I noticed how good my hair still looked. Apparently rum and coke in it helps it stay curly thru sex. May be using this more often.
It made me think of you cause he just screamed "CAPTAIN PLANET" a lot and kicked people in the balls.
That dick who always called me a slut in high school showed up at the clinic with boner problems. Then I was assigned as his nurse. Who's laughing now. I AM.
Restaurants Roasting People Who Gave Them Negative Yelp Reviews (25 Pics)
i was gonna do a lot worse than just throw cat food on you while you were passed out, but then you sleep vomited and i felt a little bad
I just want to have sex and eat oreos. and then take body shots. like everyday.
I just used a baby fork as a roach clip. I am totally the cool aunt.

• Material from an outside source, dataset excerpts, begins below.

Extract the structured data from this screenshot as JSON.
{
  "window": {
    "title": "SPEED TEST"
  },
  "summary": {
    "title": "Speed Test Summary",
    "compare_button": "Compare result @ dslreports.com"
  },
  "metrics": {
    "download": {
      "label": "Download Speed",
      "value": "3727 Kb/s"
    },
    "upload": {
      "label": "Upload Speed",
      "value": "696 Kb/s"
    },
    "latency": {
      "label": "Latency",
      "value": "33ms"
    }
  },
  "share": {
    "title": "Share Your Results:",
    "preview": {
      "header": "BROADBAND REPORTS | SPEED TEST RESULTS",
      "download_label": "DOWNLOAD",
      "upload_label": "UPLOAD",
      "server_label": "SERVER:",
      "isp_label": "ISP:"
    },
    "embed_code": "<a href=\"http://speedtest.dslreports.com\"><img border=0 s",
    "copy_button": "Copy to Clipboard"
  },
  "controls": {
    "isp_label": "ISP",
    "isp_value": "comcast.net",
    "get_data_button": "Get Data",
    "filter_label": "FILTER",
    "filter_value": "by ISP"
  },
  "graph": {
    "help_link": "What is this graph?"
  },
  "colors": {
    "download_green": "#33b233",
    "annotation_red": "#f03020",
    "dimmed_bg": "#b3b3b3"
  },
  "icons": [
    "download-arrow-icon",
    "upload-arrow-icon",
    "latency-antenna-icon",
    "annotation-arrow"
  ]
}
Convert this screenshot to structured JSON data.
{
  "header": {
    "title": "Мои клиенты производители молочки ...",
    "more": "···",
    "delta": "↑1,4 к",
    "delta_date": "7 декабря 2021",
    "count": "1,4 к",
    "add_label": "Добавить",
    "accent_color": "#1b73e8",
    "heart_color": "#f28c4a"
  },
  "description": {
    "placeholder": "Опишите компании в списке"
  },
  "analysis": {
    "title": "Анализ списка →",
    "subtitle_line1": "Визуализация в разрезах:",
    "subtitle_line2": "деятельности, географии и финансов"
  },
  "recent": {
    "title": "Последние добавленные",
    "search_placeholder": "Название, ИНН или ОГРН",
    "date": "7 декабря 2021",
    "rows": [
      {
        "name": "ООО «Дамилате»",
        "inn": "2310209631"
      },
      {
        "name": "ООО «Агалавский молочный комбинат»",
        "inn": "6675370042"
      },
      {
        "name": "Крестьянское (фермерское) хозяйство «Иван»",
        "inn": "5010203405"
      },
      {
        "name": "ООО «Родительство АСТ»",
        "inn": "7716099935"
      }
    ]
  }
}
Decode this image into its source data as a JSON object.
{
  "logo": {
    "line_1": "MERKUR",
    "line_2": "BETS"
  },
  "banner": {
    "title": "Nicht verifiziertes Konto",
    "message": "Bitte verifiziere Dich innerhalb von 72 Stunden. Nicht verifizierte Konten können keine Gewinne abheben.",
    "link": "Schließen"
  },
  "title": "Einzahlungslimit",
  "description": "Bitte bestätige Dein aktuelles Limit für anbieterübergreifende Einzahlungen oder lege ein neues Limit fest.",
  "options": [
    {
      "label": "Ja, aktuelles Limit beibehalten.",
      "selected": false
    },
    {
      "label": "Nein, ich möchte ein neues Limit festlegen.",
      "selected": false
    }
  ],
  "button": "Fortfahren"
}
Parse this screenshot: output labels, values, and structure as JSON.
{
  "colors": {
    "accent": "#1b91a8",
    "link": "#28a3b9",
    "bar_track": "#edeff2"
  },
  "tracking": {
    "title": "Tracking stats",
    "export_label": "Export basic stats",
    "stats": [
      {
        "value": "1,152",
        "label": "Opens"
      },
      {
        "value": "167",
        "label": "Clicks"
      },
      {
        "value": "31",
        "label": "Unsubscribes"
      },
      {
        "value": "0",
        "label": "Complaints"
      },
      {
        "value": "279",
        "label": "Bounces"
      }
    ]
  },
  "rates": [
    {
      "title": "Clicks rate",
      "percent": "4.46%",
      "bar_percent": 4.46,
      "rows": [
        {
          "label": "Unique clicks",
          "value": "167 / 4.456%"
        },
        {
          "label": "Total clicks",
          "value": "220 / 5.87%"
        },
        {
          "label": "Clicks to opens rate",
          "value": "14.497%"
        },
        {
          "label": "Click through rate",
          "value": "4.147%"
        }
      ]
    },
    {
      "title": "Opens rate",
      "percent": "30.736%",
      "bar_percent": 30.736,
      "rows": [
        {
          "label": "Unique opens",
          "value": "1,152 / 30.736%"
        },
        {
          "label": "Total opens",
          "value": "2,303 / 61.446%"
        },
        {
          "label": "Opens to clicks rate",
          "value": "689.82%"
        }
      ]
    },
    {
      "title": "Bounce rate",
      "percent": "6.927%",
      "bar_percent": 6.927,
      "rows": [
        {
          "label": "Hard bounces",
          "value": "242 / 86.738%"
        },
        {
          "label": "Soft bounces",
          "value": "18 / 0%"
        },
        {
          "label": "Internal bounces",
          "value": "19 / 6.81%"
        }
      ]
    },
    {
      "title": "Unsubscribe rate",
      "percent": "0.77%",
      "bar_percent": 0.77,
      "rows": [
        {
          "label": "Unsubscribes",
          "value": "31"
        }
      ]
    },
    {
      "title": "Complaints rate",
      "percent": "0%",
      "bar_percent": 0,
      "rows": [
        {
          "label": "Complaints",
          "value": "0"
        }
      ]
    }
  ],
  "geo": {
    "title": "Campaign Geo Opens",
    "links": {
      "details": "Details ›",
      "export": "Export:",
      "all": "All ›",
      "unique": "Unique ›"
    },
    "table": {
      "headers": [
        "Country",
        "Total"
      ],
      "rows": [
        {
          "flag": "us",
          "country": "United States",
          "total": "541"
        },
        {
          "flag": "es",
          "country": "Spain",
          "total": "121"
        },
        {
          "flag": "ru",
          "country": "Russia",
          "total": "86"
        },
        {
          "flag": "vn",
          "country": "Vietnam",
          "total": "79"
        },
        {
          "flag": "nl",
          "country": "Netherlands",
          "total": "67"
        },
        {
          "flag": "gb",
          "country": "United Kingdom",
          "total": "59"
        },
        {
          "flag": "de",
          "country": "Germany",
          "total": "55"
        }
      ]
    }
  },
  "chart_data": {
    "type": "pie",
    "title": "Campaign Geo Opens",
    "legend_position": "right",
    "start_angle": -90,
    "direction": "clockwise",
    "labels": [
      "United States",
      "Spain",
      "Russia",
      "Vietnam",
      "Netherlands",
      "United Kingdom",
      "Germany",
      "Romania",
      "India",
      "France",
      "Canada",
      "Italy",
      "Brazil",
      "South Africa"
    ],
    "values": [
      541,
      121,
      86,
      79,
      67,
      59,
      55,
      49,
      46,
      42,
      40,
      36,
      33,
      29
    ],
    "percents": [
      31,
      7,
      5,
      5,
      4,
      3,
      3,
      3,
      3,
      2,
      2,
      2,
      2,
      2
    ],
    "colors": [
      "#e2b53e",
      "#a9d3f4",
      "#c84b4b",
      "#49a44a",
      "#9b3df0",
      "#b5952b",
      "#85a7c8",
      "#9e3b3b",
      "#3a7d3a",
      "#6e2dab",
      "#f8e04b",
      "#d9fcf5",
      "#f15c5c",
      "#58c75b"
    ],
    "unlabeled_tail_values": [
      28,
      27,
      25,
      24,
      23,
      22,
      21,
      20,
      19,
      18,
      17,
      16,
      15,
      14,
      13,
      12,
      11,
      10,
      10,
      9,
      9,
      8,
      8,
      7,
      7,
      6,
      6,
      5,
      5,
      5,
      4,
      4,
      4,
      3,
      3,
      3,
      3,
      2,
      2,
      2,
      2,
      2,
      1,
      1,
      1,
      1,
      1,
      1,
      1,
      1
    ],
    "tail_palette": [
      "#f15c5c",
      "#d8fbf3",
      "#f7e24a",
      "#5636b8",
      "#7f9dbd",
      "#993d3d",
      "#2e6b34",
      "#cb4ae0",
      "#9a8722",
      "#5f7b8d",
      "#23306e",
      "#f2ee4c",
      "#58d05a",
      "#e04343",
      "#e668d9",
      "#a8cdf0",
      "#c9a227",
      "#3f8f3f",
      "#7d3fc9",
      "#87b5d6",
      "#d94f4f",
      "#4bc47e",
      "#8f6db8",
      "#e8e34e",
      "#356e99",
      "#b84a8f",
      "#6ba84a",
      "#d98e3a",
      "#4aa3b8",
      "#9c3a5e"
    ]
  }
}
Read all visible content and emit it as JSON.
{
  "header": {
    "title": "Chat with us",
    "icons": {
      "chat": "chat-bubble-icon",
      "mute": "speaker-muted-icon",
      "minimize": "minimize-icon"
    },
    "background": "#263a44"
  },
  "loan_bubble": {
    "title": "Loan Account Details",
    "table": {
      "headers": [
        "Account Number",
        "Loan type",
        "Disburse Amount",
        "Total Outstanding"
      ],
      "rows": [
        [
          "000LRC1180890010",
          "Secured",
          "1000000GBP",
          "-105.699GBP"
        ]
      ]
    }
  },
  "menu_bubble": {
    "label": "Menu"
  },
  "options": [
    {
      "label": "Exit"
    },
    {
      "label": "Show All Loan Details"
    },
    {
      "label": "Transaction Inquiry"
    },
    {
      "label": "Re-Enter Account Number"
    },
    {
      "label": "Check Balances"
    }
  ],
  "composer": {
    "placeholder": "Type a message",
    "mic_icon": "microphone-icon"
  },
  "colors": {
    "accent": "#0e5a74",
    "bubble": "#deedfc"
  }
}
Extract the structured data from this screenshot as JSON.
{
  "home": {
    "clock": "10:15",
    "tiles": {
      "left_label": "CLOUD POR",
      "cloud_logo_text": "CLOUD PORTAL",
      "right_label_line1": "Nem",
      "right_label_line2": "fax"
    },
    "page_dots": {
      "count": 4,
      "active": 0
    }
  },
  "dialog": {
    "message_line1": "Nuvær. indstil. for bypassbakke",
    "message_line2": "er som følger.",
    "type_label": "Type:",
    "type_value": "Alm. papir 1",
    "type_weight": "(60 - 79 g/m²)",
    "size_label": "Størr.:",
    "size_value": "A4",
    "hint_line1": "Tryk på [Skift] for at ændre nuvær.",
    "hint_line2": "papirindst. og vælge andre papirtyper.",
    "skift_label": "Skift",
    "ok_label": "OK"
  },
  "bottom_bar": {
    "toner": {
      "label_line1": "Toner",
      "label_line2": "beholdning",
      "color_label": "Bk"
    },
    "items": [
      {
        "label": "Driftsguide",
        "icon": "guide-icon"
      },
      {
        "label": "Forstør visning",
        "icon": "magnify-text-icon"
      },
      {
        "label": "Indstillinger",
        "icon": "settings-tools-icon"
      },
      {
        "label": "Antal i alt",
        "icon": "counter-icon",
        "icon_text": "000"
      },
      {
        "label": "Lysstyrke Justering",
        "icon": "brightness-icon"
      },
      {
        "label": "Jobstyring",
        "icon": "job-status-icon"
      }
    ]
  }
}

Ps I'm glad our relationship hasn't progressed into having to get married so we legally can't testify against each other
Saw a girl outside my apartment shotgun a bud light, then a red bull, get in her Tahoe, and drive 4 people away. Gotta love thirsty Thursday.
Woman Posts Harassing DMs From Creep Online, Now He’s Upset Because People Told His Mom
We could have mediocre awkward sex or mediocre stunted/awkward/uncomfortable banter. The possilities are relatively finite
Saw a thong on the yellow lines of the street when I left this morning, are they yours by any chance?
I mean metaphorically. Literally zombies have yet to invade. Let's be rational here.
May I the honors of taking your dick tonight?
The honor would be all mine.
for future reference, singing eye of the tiger outside my door while i am having sex makes me incredibly uncomfortable
apparently not uncomfortable enough for you to stop
I'm listening to a women in metal station and wearing a flannel. I may have approached peak lesbian.